I realized that I don't hug my mother very much. COVID and living alone have made my arms heavy, hesitant, and empty. I don't know how to reach out and hold people close. I go for days without hugging my own mother. My eyes sting as I think of this. I need to fix it, even though I fear I don't know how. The habit has become foreign.


We didn't hug in the cemetery yesterday. She stood apart from me, leaning against the hood of her car smoking. I leaned against my seat through the open door. We both breathed through tight chests. We both touched the headstones, but not each other. I wonder if she feared falling apart if I touched her. I wonder if she has forgotten how to fall apart or if she just still hates it.

Or if she has forgotten the habit of hugging, too.


Her mother—my grandma—was a hugger. Even when she had dementia, she said goodbye to me with her rib-crushing hug. She was tiny—well beneath five feet. She insisted through her life that she was four-ten and a half. The half mattered. Age had taken away the half and then some across the years.


As long as I remember, she stood broad in a doorway holding you at bay until you had been greeted with a strong hug. Tall grandsons bent down to receive her hugs. She stooped for the littlest ones. Everyone received their terms of affection. (I remember being called "sugar muffin" and “angel” and "snickerdoodle" on occasion.)


If it was cold, you were cold until the hug was over. If it was hot, you sweated. If there were heavy presents in your arms at holidays, you held on. If there was a line, you waited your damned turn. But everyone got their hug.

And you could count on one out the door as well. Don’t get in an all-fired hurry. Don’t think you can sneak out.

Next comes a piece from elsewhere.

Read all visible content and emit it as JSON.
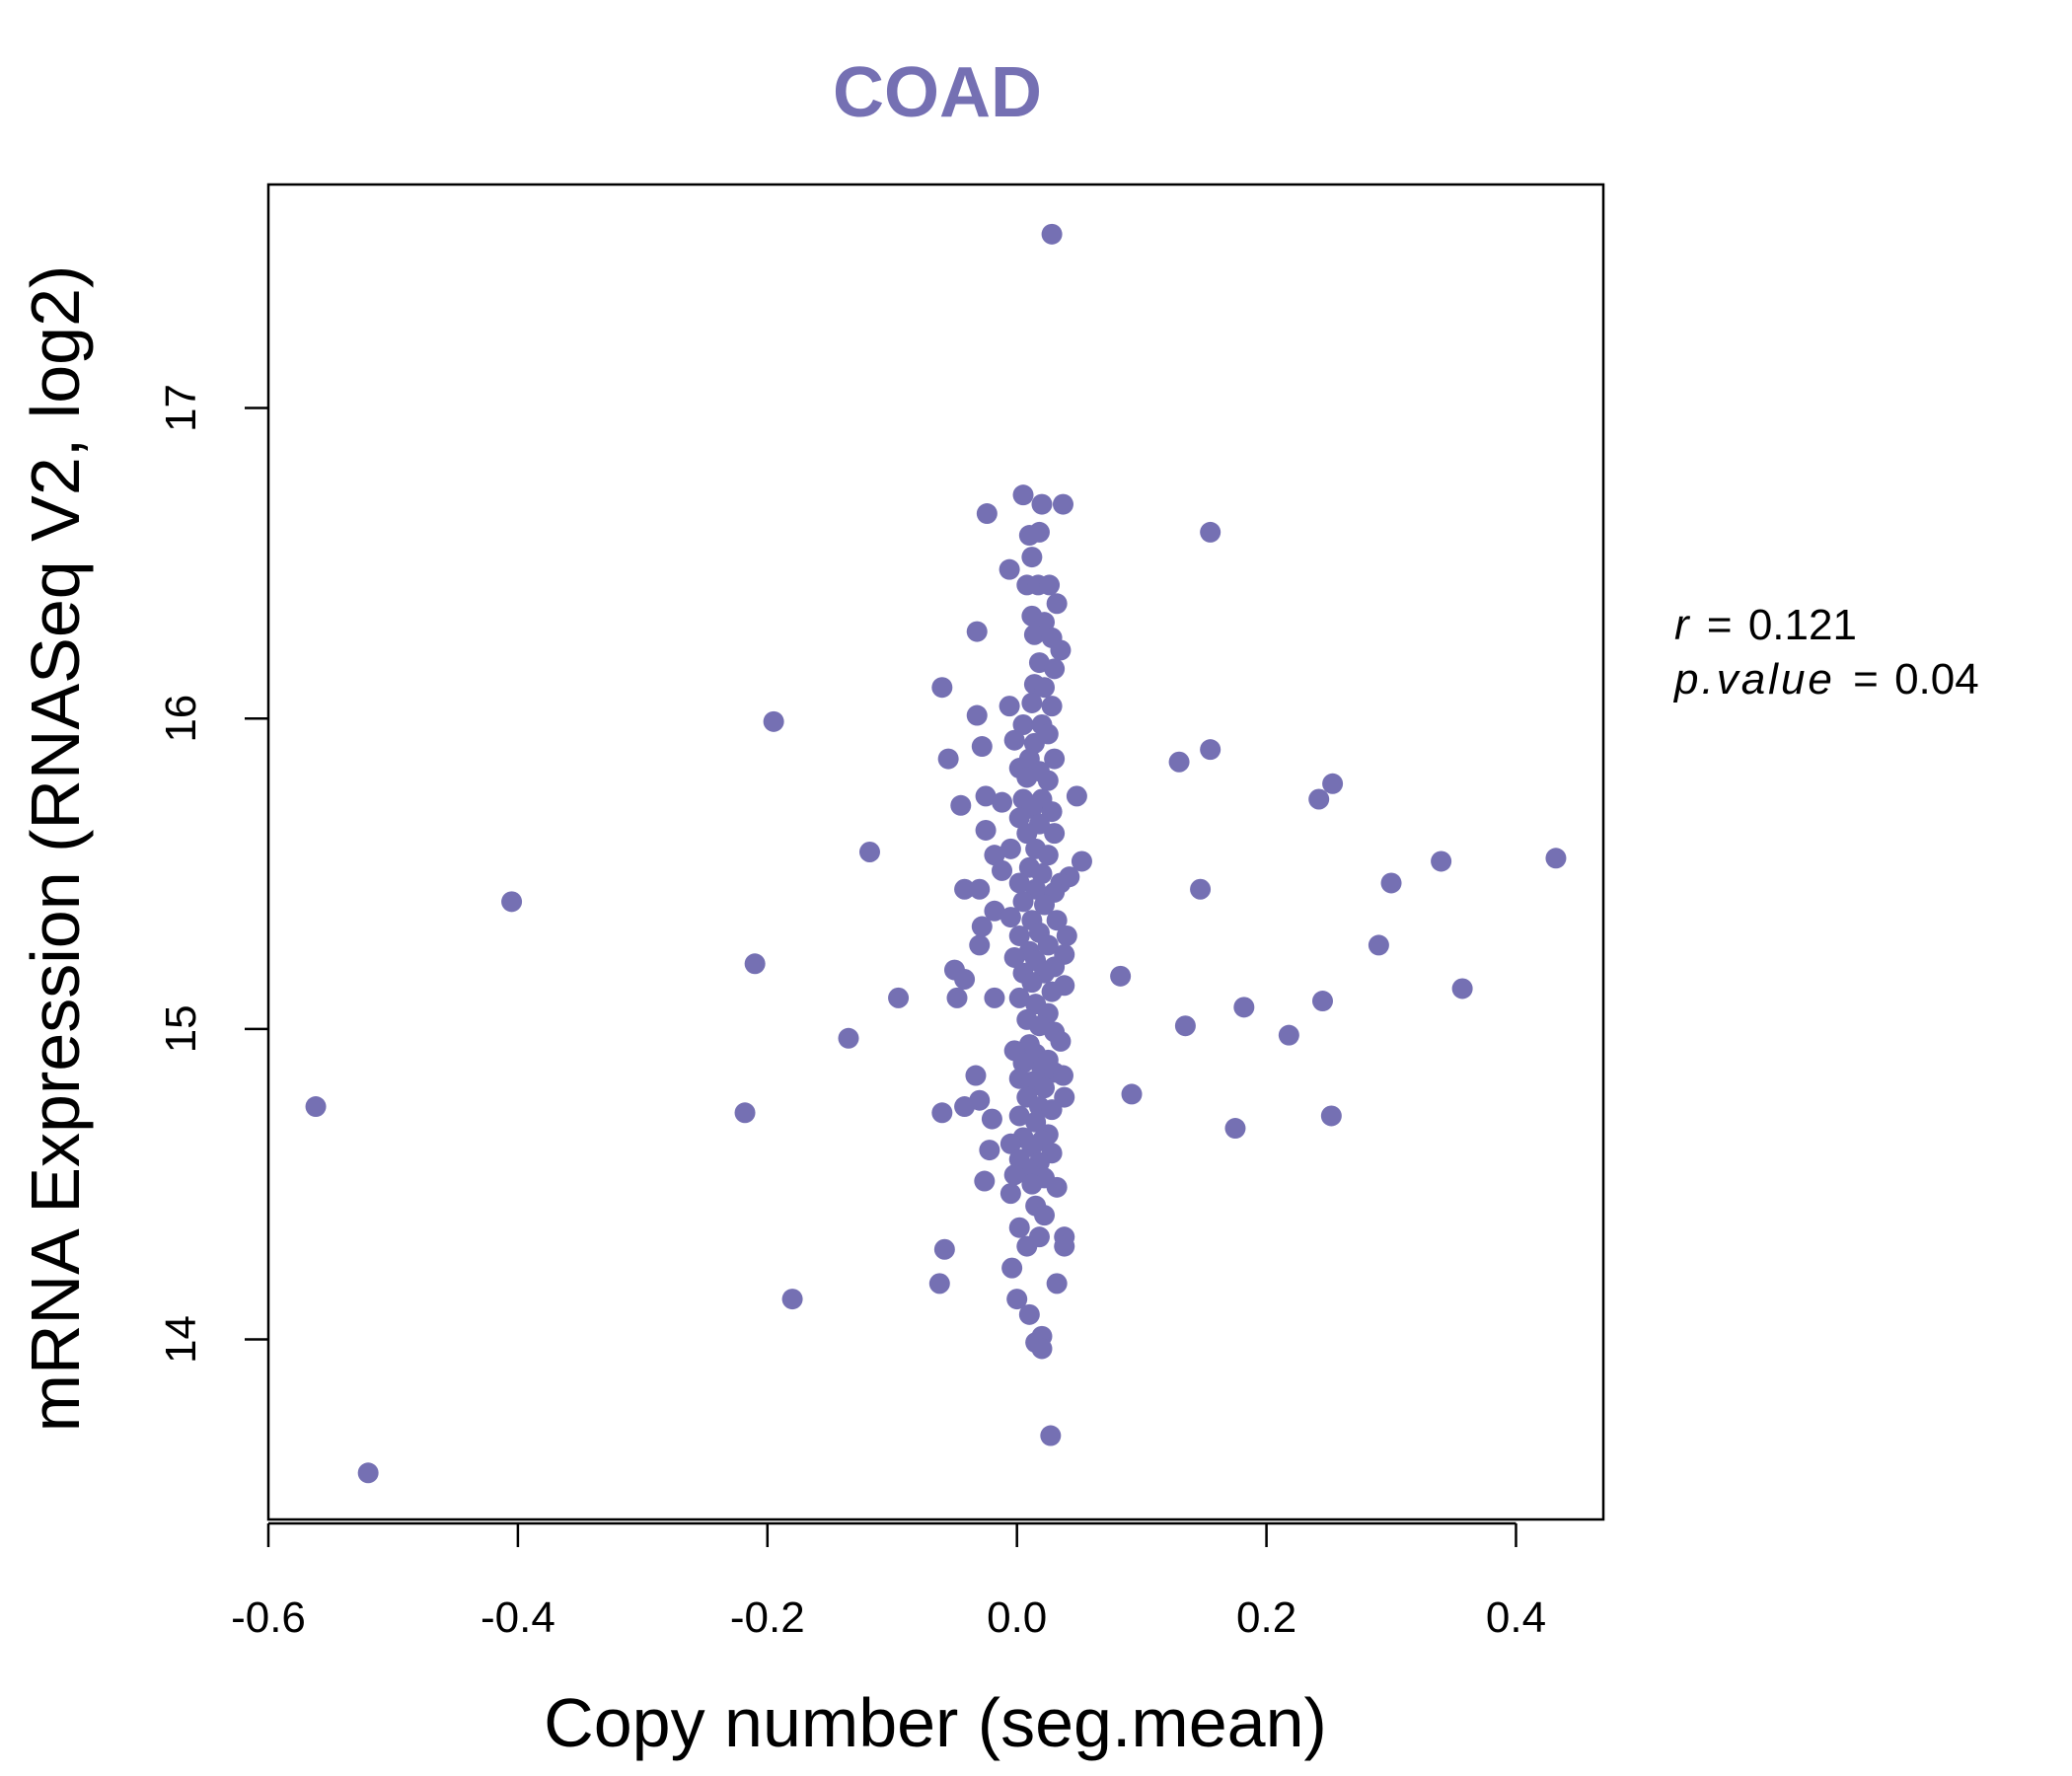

Her husband, my grandpa, came from a stiff and non-demonstrative family of German hillbillies. The history of pain and poverty runs deep on that side. My Mom tells me that the brothers could go years without laying eyes on each other, meet up at a funeral, and perhaps shake hands and greet each other by name if they felt deeply moved.


My grandma taught my grandpa’s mother to hug in her old age, and, in the dismayed words of one of my grandpa’s brothers, “ruined my mother.”


What sense would my grandma have made of the distance of COVID? Of empty arms and waving greetings from porches?


The last time I saw grandma, she was able to track who I was—in bits and pieces—across the twenty or so minutes that we visited at her nursing home. Her goodbye was abrupt. She had grown uncomfortable, tired, and confused. She had given up on trying to piece all of the people together, including my partner at the time, who was a total stranger to her.

But grandma hugged me goodbye. Whether she fully knew who I was in that moment or not—whether she knew my name or that I was her granddaughter or her “snickerdoodle” or “sugar muffin” or “angel” or any endearment at all, I had come to see her, and I would leave with a hug. I would know that I mattered.


I need to hug my mother.


When she returns, I need to stand in the doorway—a short, stubborn impediment—and not let her in from the weather until my mom knows that she matters to me.